= Erika Skarbø =

Norwegian footballer (born 1987)

Erika Espeseth Skarbø (born 12 June 1987 in Ålesund) is a Norwegian former footballer who played as a goalkeeper. She has played for IL Hødd and Fortuna Ålesund.

Skarbø is also a member of the Norway women's national football team, having made her senior team debut on 12 February 2007 in a match against France. Skarbø has made 8 senior appearances for Norway, and has 45 youth team caps. She was the reserve keeper for the Norwegian squad that placed fourth in the 2007 Women's World Cup held in China.

After Skarbø competed with Christine Colombo Nilsen and Ingrid Hjelmseth for the No. 1 goalkeeper position, Bjarne Berntsen announced on 2 May 2008 that Skarbø would be Norway's new No. 1 GK, replacing long-time keeper, Bente Nordby.

On 9 June 2008 Skarbø was named to the Norwegian roster for the 2008 Summer Olympics held in Beijing, China

She lived in Dalgety Bay, in Fife, Scotland from age 6 to 9, before moving back to live in Norway's major shipbuilding town of Ulsteinvik on the west coast near Ålesund, where her father Dag is a director at Rolls-Royce Marine.

At the age of 18 in 2005 she played two international matches in goal in one afternoon.

In January 2009 Skarbø had surgery for a right scaphoid (wrist) fracture that had given her trouble for five years but had remained undiagnosed for that time. She hopes to resume football later in 2009. In July she returned to football training with Arna-Bjørnar as an outplayer but was not yet able to stand in goal with wrist pain still present. Later in October it was announced that she was now able to resume training as a goalkeeper. She returned to the football field on 15 January 2010 playing for Arna-Bjørnar in a training match against Sandviken in Bergen and a few weeks later was selected to join Norway's Under-23 team for a tournament at La Manga, Spain.

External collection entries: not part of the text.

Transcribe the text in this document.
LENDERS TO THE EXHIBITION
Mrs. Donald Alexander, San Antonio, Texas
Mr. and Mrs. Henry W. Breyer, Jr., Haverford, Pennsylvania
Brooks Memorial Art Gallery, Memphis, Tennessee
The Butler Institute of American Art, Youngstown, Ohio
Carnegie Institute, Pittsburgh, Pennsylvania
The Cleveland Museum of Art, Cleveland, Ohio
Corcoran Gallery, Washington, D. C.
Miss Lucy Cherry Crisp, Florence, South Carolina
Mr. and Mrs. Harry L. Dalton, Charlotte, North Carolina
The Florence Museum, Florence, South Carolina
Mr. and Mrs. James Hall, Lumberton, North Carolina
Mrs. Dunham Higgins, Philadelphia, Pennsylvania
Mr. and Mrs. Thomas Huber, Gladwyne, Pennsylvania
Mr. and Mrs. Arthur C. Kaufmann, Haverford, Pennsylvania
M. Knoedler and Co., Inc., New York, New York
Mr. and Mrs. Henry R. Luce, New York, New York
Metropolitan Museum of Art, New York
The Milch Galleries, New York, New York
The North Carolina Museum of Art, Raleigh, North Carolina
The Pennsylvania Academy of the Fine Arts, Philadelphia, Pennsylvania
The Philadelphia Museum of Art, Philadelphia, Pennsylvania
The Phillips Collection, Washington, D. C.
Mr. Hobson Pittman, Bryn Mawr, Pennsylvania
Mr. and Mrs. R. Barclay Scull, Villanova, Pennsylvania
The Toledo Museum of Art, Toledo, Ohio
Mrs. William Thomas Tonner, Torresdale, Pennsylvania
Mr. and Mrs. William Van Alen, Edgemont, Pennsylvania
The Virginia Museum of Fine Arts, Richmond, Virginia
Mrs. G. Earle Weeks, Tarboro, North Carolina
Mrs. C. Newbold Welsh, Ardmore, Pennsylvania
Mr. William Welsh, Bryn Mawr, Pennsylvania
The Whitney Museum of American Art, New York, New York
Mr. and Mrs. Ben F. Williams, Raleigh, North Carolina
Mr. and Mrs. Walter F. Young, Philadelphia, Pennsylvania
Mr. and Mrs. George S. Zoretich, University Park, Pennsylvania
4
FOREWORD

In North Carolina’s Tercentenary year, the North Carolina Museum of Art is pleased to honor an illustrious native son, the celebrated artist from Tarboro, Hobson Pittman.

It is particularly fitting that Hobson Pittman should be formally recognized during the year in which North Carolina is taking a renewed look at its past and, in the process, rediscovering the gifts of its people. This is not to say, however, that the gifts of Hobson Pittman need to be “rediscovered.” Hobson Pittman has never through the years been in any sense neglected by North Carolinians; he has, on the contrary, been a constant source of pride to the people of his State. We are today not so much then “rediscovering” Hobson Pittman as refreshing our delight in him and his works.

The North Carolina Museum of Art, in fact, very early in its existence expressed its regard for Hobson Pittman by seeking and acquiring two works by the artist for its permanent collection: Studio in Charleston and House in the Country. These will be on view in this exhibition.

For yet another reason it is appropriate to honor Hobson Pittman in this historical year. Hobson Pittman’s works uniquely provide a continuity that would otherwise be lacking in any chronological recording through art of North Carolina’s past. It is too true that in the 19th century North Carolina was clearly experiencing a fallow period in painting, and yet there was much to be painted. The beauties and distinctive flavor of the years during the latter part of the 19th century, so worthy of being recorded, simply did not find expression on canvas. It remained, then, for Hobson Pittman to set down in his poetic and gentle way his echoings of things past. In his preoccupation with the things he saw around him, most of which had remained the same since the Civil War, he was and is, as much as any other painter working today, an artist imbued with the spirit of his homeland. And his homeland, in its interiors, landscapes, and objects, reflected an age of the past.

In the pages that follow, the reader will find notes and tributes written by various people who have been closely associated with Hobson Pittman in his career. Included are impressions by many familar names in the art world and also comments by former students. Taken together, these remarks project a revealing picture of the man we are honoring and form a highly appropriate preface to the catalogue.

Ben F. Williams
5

Skarbø took over as captain of Arna-Bjørnar at the beginning of the 2010 season and the club had a successful first half of the season. On 27 June, with Arna-Bjørnar lying in third place in the Toppserien table, she broke her left arm after making a high save in a home match against Kolbotn. She returned in September.

On 7 March 2011 Skarbø captained Norway's senior team in a match in the Algarve Cup, a match that Japan won 1-0.

Erika Skarbø is studying psychology, in particular corporate psychology and industrial conflict resolution.